Data suggests 10-12.5% of subscribers added in last one year

 

If one assumes the EPF (Employees Provident Fund) scheme subscriber data is a reliable proxy for employment, the addition of 6.9 lakh members in April is more than encouraging. But, drawing conclusions from this database is fraught with risk. For one, there are several one-offs and in the absence of a complete Aadhaar-seeding, it is to tell whether the addition is a new worker. Some data points are particularly puzzling. A good chunk of the addition to the subscriber base over the past eight months is in the age groups of 29-35 years and above 35 years, while you would normally expect people to enter the workforce when they are much younger. However, in April, more than a third of the new members were from these older age groups while in February too, the share was close to 30%. It is somewhat curious that as many as 2.27 lakh people, all over the age of 29, would have found formal employment in a single month, even if the economy has bounced back over the last six months; assuming the numbers are accurate, this suggests the economy is becoming more formal post the rollout of the GST.

If indeed the new additions are new employees, as government economists like the NITI Aayog chairman have claimed in the past, it is baffling as to why consumption and investment aren’t growing any faster.
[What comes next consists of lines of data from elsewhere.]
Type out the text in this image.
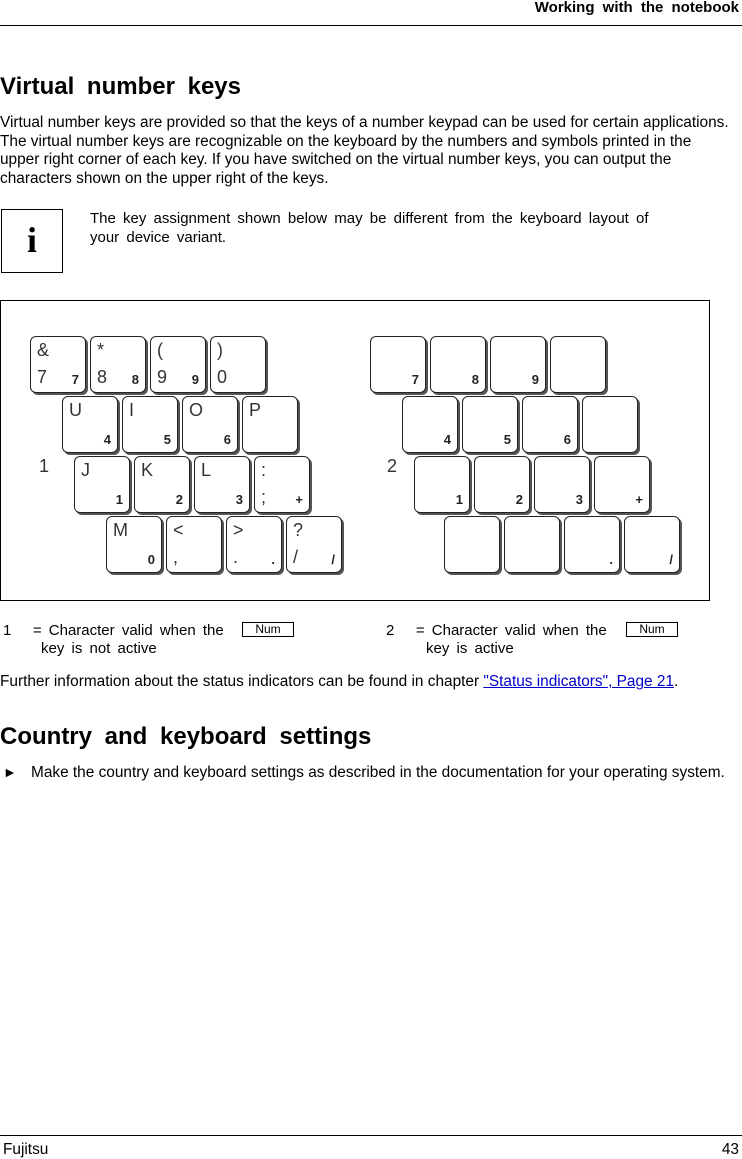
Working with the notebook
Virtual number keys
Virtual number keys are provided so that the keys of a number keypad can be used for certain applications. The virtual number keys are recognizable on the keyboard by the numbers and symbols printed in the upper right corner of each key. If you have switched on the virtual number keys, you can output the characters shown on the upper right of the keys.
i
The key assignment shown below may be different from the keyboard layout of your device variant.
&
7 7
*
8 8
(
9 9
)
0
U
4
I
5
O
6
P
J
1
K
2
L
3
:
; +
M
0
<
,
>
.	.
?
/	/
7	8	9
4	5	6
1	2	3	+
.	/
1	2
1 = Character valid when the	Num
key is not active
2 = Character valid when the	Num
key is active
Further information about the status indicators can be found in chapter "Status indicators", Page 21.
Country and keyboard settings
► Make the country and keyboard settings as described in the documentation for your operating system.
Fujitsu	43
Private final consumption expenditure growth has actually clocked in at sub-7% growth for five straight quarters to Q3FY18; the Q4 FY18 growth of 6.7% y-o-y came off an anaemic 3.4% y-o-y rise in Q4FY17. Also, export-oriented sectors that employ large numbers have been performing poorly, especially the labour-intensive segments.

 

To be sure, the government too would have created jobs in sectors such as education and administration; there would be lots of construction jobs created, but, these are mostly in the informal sector. Which is why the data put out by the labour bureau—just 4.2 lakh new jobs in 2016-17—doesn’t seem correct either. But, the EPFO data also appears somewhat contrived. If you assume an annualised 6.2 million new subscribers on a base of 60 million “active subscribers”, it would imply an addition of an incredible 10% of the base in just a year. If one uses the “average subscriber” base of 47.5 million, this would mean a higher 12.5% addition. Since at least 80% of the country’s jobs are created in the informal sector, this means the economy created 35-40 million jobs in 2017-18. Even if one assumes that this ratio has shifted sharply in favour of the formal economy, the numbers don’t add up.